Look at the Failure of Others


Do not think for a second that you are the only person on the planet to nose dive. Often we look at the success of others and assume they have everything together when the reality is that they encounter failure just as much as anyone. Some are better at hiding it than others, but failure is universal. Before you start bashing yourself for not hitting the mark, explore the world of failure and see how vast it truly is. 


What successful person do you look up to? Take a look at the failures they have encountered in their lives and work. Read biographies, blogs, and listen to speeches. Successful people talk about failure just as much as they talk about success, and it is because they respect how important it is to embrace it. Even the greatest people in our world have fallen, and fallen hard at one point or another.


Your friends and family fail too. Think about the failures they have encountered, and remember that you are not alone. It is not to point and laugh, but to show yourself that failure is okay. You are human, just like everybody else.


Change Your Definition of Failure


Have we mentioned that failure is good? It can be hard to think that way, but changing your definition of failure can help you cope.
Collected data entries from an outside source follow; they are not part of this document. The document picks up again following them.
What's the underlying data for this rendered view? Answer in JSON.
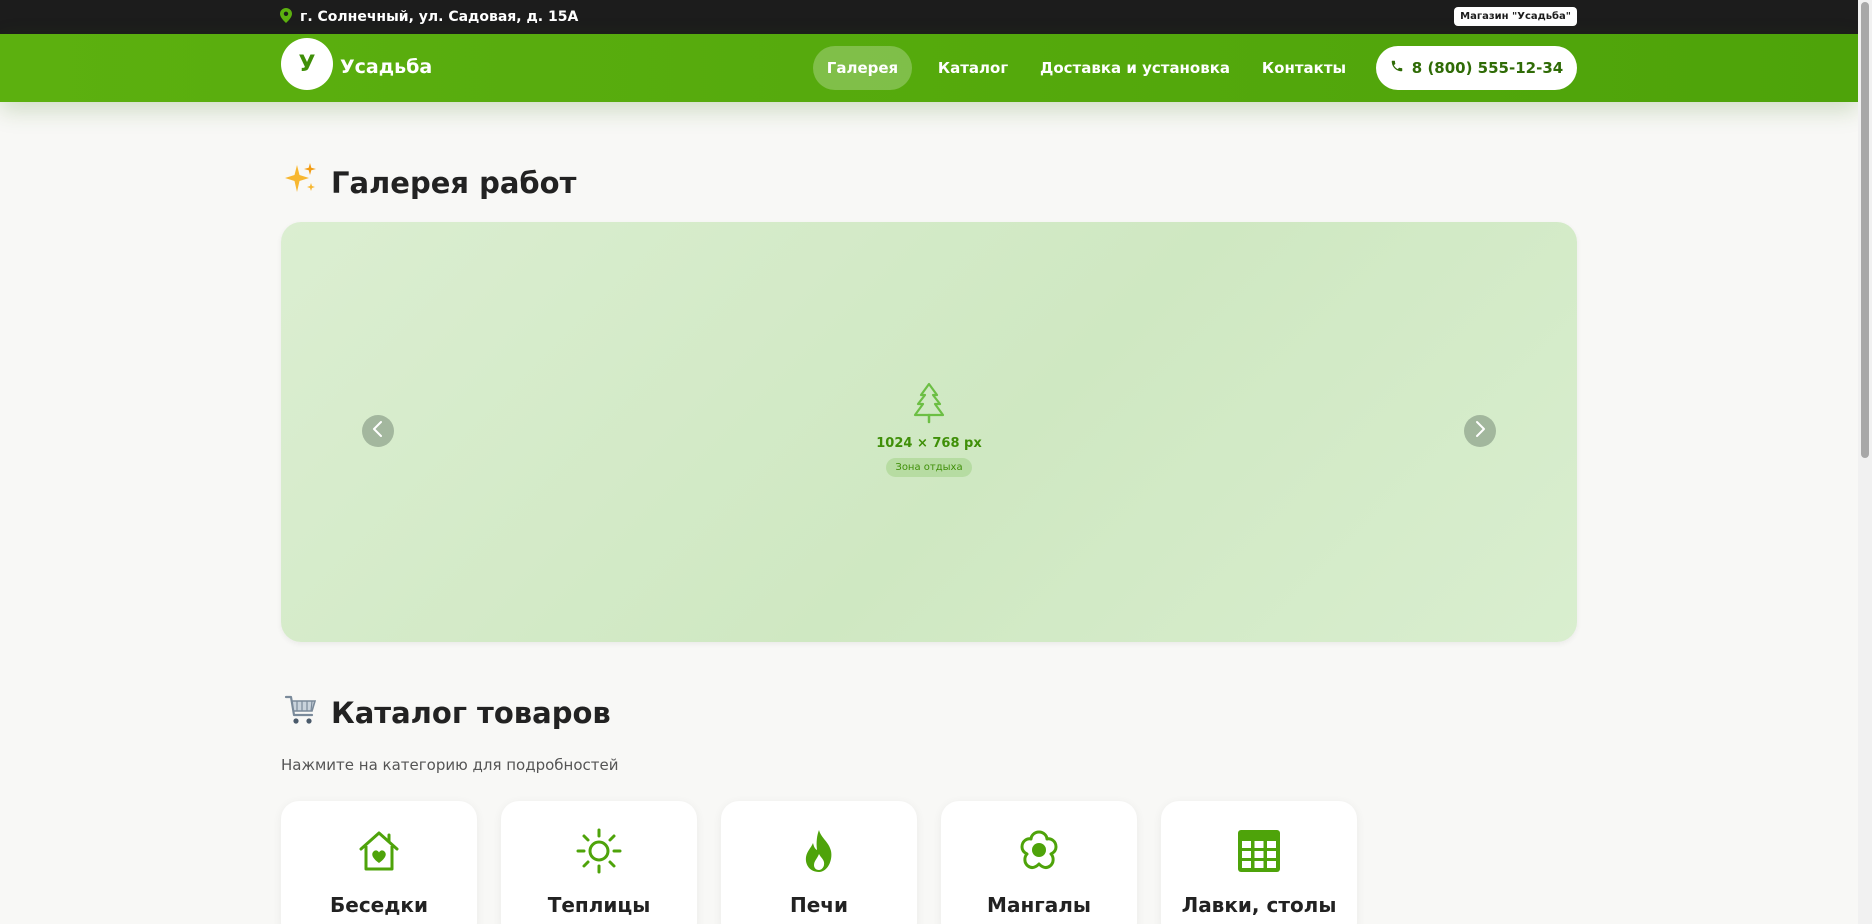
{
  "topbar": {
    "address": "г. Солнечный, ул. Садовая, д. 15А",
    "store_badge": "Магазин \"Усадьба\""
  },
  "header": {
    "logo_letter": "У",
    "brand": "Усадьба",
    "nav": [
      {
        "label": "Галерея",
        "active": true
      },
      {
        "label": "Каталог",
        "active": false
      },
      {
        "label": "Доставка и установка",
        "active": false
      },
      {
        "label": "Контакты",
        "active": false
      }
    ],
    "phone": "8 (800) 555-12-34"
  },
  "gallery": {
    "title": "Галерея работ",
    "title_icon": "sparkles-icon",
    "image_size": "1024 × 768 px",
    "image_tag": "Зона отдыха",
    "image_icon": "tree-icon"
  },
  "catalog": {
    "title": "Каталог товаров",
    "title_icon": "shopping-cart-icon",
    "subtitle": "Нажмите на категорию для подробностей",
    "categories": [
      {
        "label": "Беседки",
        "icon": "house-heart-icon"
      },
      {
        "label": "Теплицы",
        "icon": "sun-icon"
      },
      {
        "label": "Печи",
        "icon": "fire-icon"
      },
      {
        "label": "Мангалы",
        "icon": "flower-icon"
      },
      {
        "label": "Лавки, столы",
        "icon": "grid-table-icon"
      }
    ]
  },
  "colors": {
    "brand_green": "#5cb00f",
    "dark_green": "#3f8f08",
    "topbar": "#1c1c1c",
    "background": "#f8f8f6"
  }
}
Failure is a learning and growing opportunity that is necessary for growth.


Robert Spadinger at Pick the Brain has a list that can help adjust your own definition of failure:


Failure is an integral part on the way to success and self realisation.


Whenever you step outside the comfort zone and whenever you try something new, failure becomes inevitable.
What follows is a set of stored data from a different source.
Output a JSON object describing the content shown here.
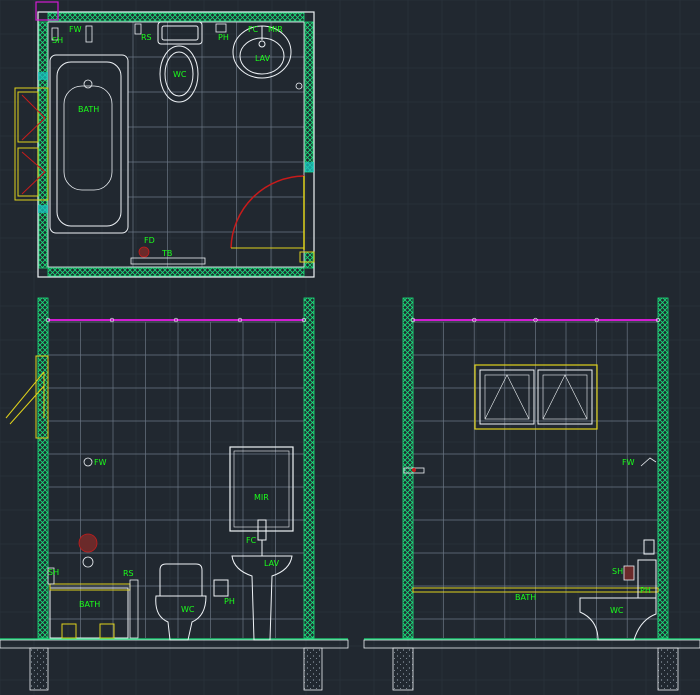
{
  "colors": {
    "background": "#212830",
    "grid": "#2d3640",
    "tile": "#6b7684",
    "wall": "#19e07a",
    "label": "#1bff1b",
    "magenta": "#d21bd2",
    "yellow": "#e0d21b",
    "red": "#c81b1b",
    "white": "#eef2f6",
    "cyan": "#19c8c8"
  },
  "plan": {
    "labels": {
      "fw": "FW",
      "sh": "SH",
      "rs": "RS",
      "ph": "PH",
      "fc": "FC",
      "mir": "MIR",
      "wc": "WC",
      "lav": "LAV",
      "bath": "BATH",
      "fd": "FD",
      "tb": "TB"
    }
  },
  "elevation_left": {
    "labels": {
      "fw": "FW",
      "sh": "SH",
      "rs": "RS",
      "bath": "BATH",
      "wc": "WC",
      "ph": "PH",
      "fc": "FC",
      "lav": "LAV",
      "mir": "MIR"
    }
  },
  "elevation_right": {
    "labels": {
      "fw": "FW",
      "sh": "SH",
      "bath": "BATH",
      "wc": "WC",
      "ph": "PH"
    }
  }
}
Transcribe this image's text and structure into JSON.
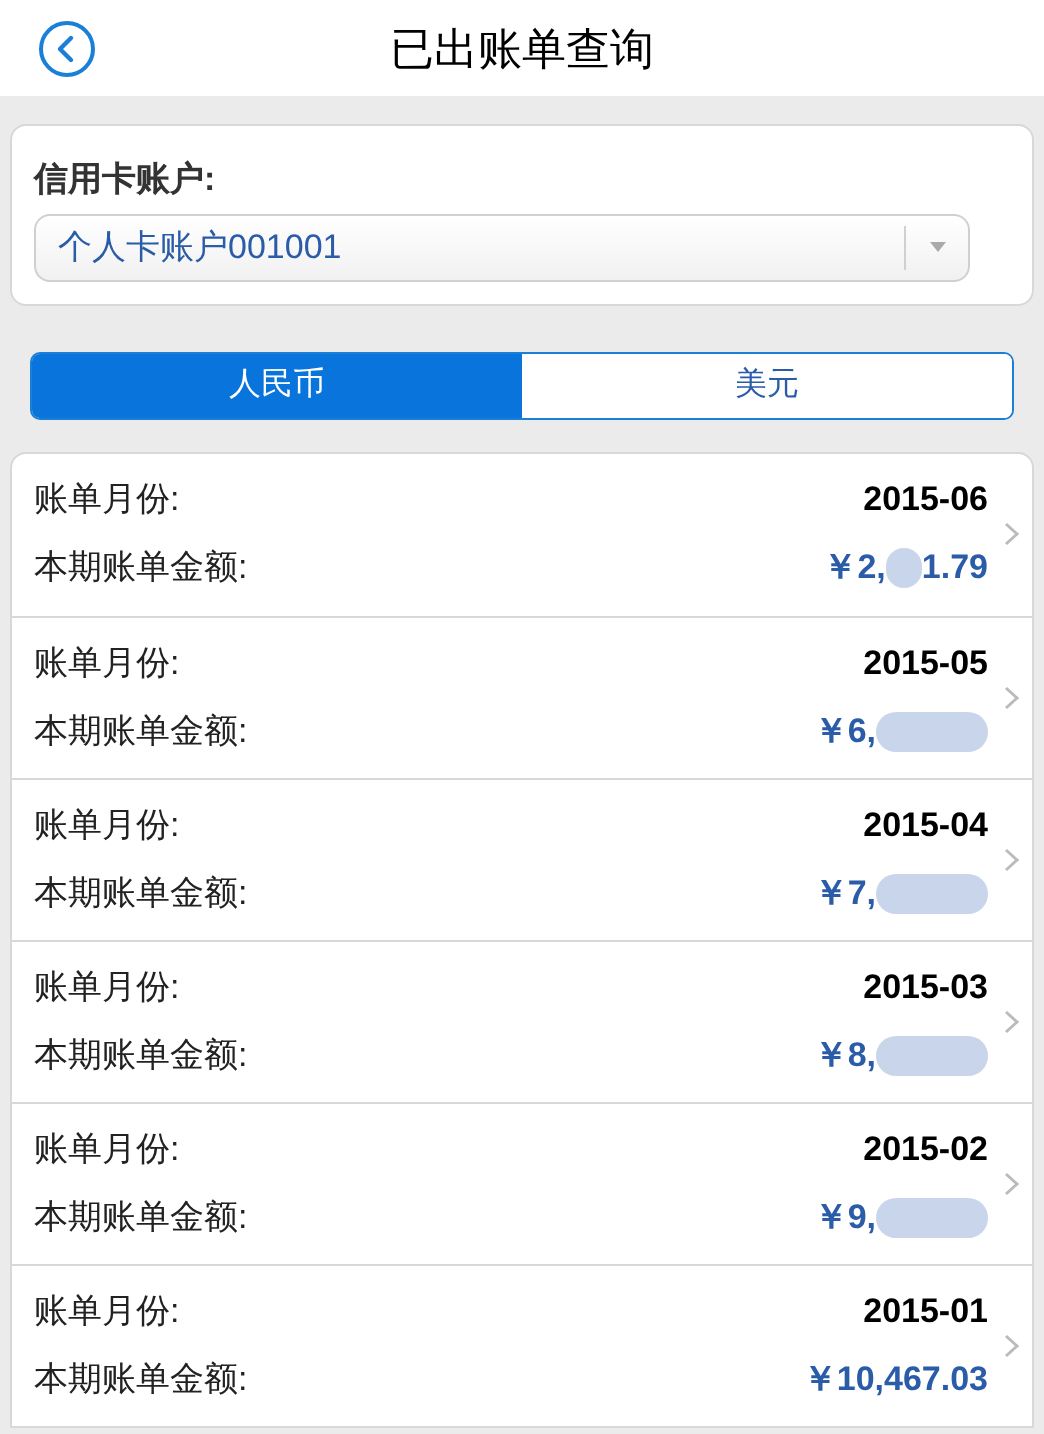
{
  "header": {
    "title": "已出账单查询"
  },
  "account": {
    "label": "信用卡账户:",
    "value": "个人卡账户001001"
  },
  "tabs": [
    {
      "label": "人民币",
      "selected": true
    },
    {
      "label": "美元",
      "selected": false
    }
  ],
  "bills": [
    {
      "month_label": "账单月份:",
      "month": "2015-06",
      "amount_label": "本期账单金额:",
      "amount": "￥2,",
      "amount_tail": "1.79",
      "redacted": true
    },
    {
      "month_label": "账单月份:",
      "month": "2015-05",
      "amount_label": "本期账单金额:",
      "amount": "￥6,",
      "redacted": true
    },
    {
      "month_label": "账单月份:",
      "month": "2015-04",
      "amount_label": "本期账单金额:",
      "amount": "￥7,",
      "redacted": true
    },
    {
      "month_label": "账单月份:",
      "month": "2015-03",
      "amount_label": "本期账单金额:",
      "amount": "￥8,",
      "redacted": true
    },
    {
      "month_label": "账单月份:",
      "month": "2015-02",
      "amount_label": "本期账单金额:",
      "amount": "￥9,",
      "redacted": true
    },
    {
      "month_label": "账单月份:",
      "month": "2015-01",
      "amount_label": "本期账单金额:",
      "amount": "￥10,467.03",
      "redacted": false
    }
  ]
}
Each failure brings you one step closer to reaching your goals.


Failure is a great teacher and it allows you to learn some of the most valuable life lessons.


Each failure makes you stronger, bigger and better.
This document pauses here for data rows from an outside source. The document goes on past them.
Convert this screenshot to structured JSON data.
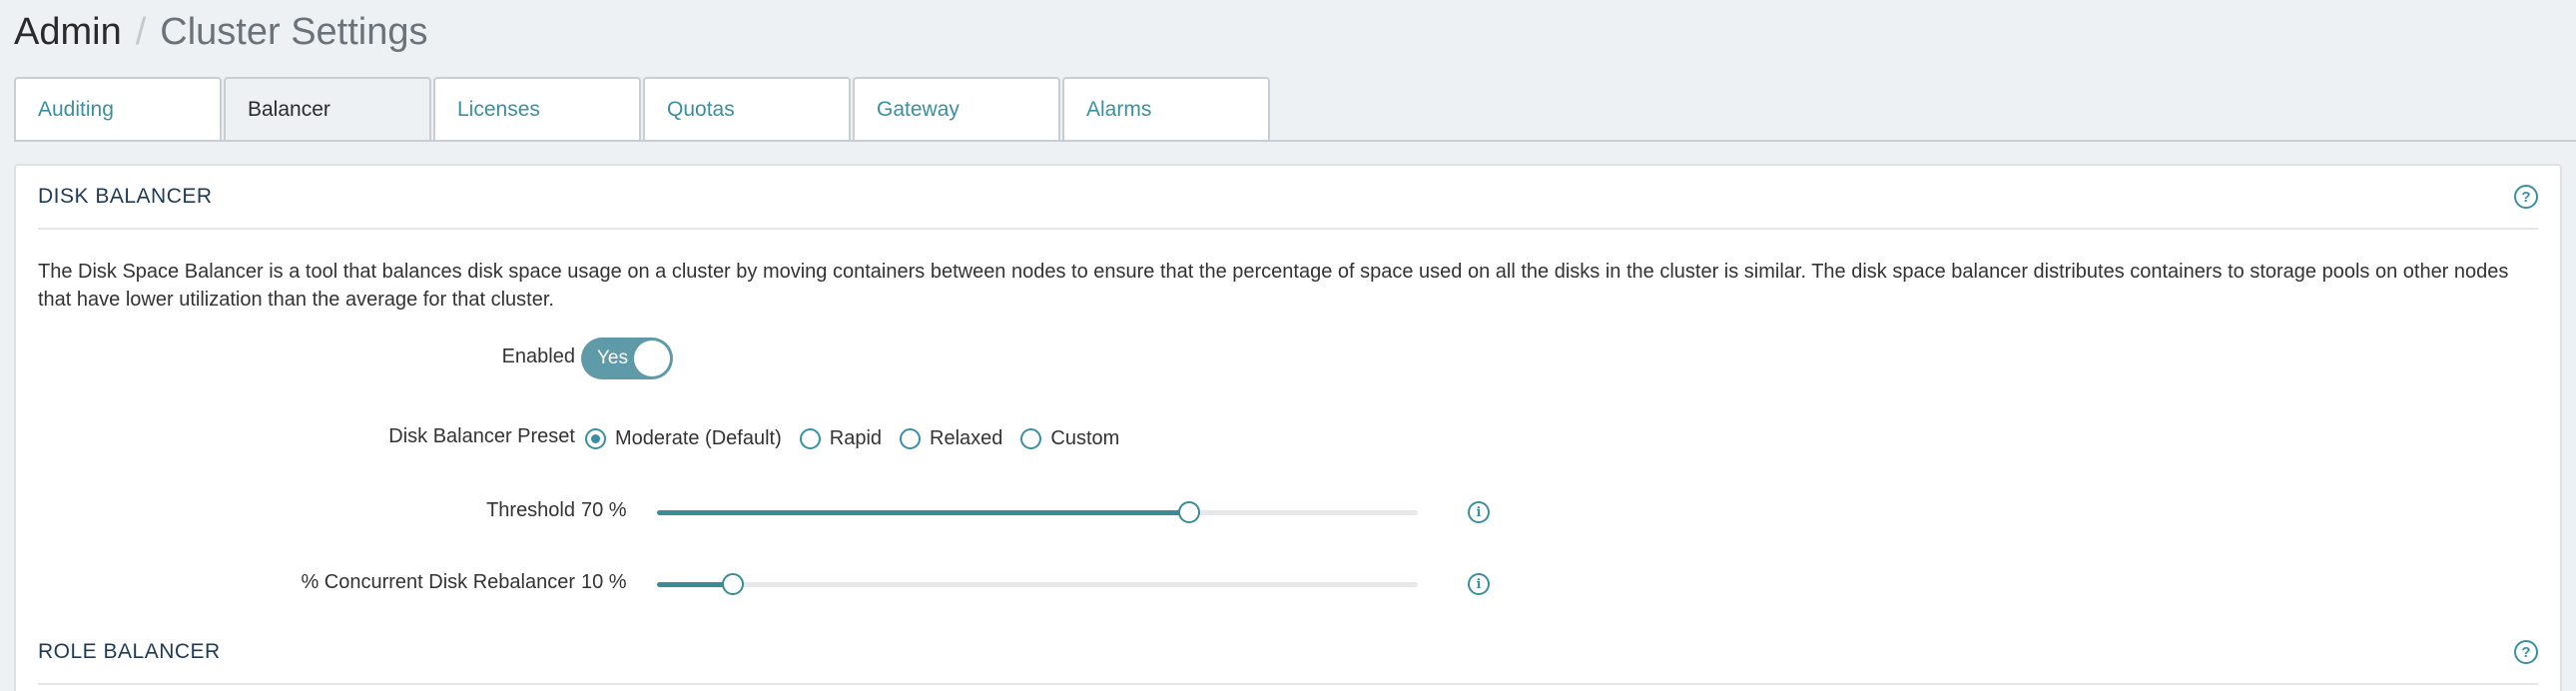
{
  "breadcrumb": {
    "root": "Admin",
    "separator": "/",
    "current": "Cluster Settings"
  },
  "tabs": [
    {
      "label": "Auditing",
      "active": false
    },
    {
      "label": "Balancer",
      "active": true
    },
    {
      "label": "Licenses",
      "active": false
    },
    {
      "label": "Quotas",
      "active": false
    },
    {
      "label": "Gateway",
      "active": false
    },
    {
      "label": "Alarms",
      "active": false
    }
  ],
  "disk_balancer": {
    "title": "DISK BALANCER",
    "description": "The Disk Space Balancer is a tool that balances disk space usage on a cluster by moving containers between nodes to ensure that the percentage of space used on all the disks in the cluster is similar. The disk space balancer distributes containers to storage pools on other nodes that have lower utilization than the average for that cluster.",
    "enabled_label": "Enabled",
    "enabled_value": "Yes",
    "preset_label": "Disk Balancer Preset",
    "presets": [
      {
        "label": "Moderate (Default)",
        "checked": true
      },
      {
        "label": "Rapid",
        "checked": false
      },
      {
        "label": "Relaxed",
        "checked": false
      },
      {
        "label": "Custom",
        "checked": false
      }
    ],
    "threshold_label": "Threshold",
    "threshold_value": "70 %",
    "threshold_fraction": 0.7,
    "concurrent_label": "% Concurrent Disk Rebalancer",
    "concurrent_value": "10 %",
    "concurrent_fraction": 0.1
  },
  "role_balancer": {
    "title": "ROLE BALANCER"
  },
  "colors": {
    "accent": "#3a8fa0",
    "toggle": "#5e9aa8",
    "slider": "#3b8c96"
  },
  "icons": {
    "help": "question-circle-icon",
    "info": "info-circle-icon"
  }
}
Making mistakes is not a big deal as long as you learn from them and avoid repeating them.


Failure teaches you that a certain approach may not be ideal for a specific situation and that there are better approaches.


Successful people will never laugh at you or judge you when you fail, because they have already been there and they know about the valuable lessons you can learn from failure.


No matter how often you fail, you are not a failure as long as you do not give up. Every time you fail, your fear of failure becomes smaller, which allows you to take on even bigger challenges.


Each time you fail your fear of failure becomes smaller, which allows you to take on even bigger challenges.


Every mistake is a learning opportunity, and after you have moved past your emotions, it is important to revisit your mistakes with a new perspective. Look at what you did that went wrong, but also look at what you did that was right, and what you can do better next time. Failure is rarely so black and white.


Start a New Project to Occupy your Mind


Once you have had your grieving time, try again or move on to the next thing. Fill your head with thoughts on the next task at hand so there is no room for negativity to slither in. You do not want to completely block out the mistakes you have made, you will not learn that way, but you also do not want to dwell on them either.


Get started on your next project and really focus on it. Filmmaker Hayao Miyazaki suggests having your next project ready so you are always equipped to carry on. Nothing takes your mind off of things like hard work. If you need some time away from work, find a hobby. There is bound to be something you enjoy and are good at that will keep your mind moving forward. The key is to switch your focus and give yourself time to remember that failing is not the end of the world.


The best part about failure is that you often get another chance. Mistakes are simply a form

of practise.

Every great artist was once an amateur. The sooner you get comfortable with practicing and making mistakes, the quicker you will learn the skills and knowledge necessary to master your art. You will never be 100% sure it will work, but you can always be 100% sure doing nothing will not work either. So get out there and try again. Either you succeed or you learn a vital lesson. Win, Win.


It is okay to fail at something over and over, but as soon as you give up altogether, that is  the real failure.


Remember, failure is inevitable, but it is not something that has to define you. It is actually good for you, and setting yourself up for it can be good to. Make failure a tool, a stepping stone, to get you where you want to go. It is okay to feel defeated when it happens, but losing the battle never means losing the war.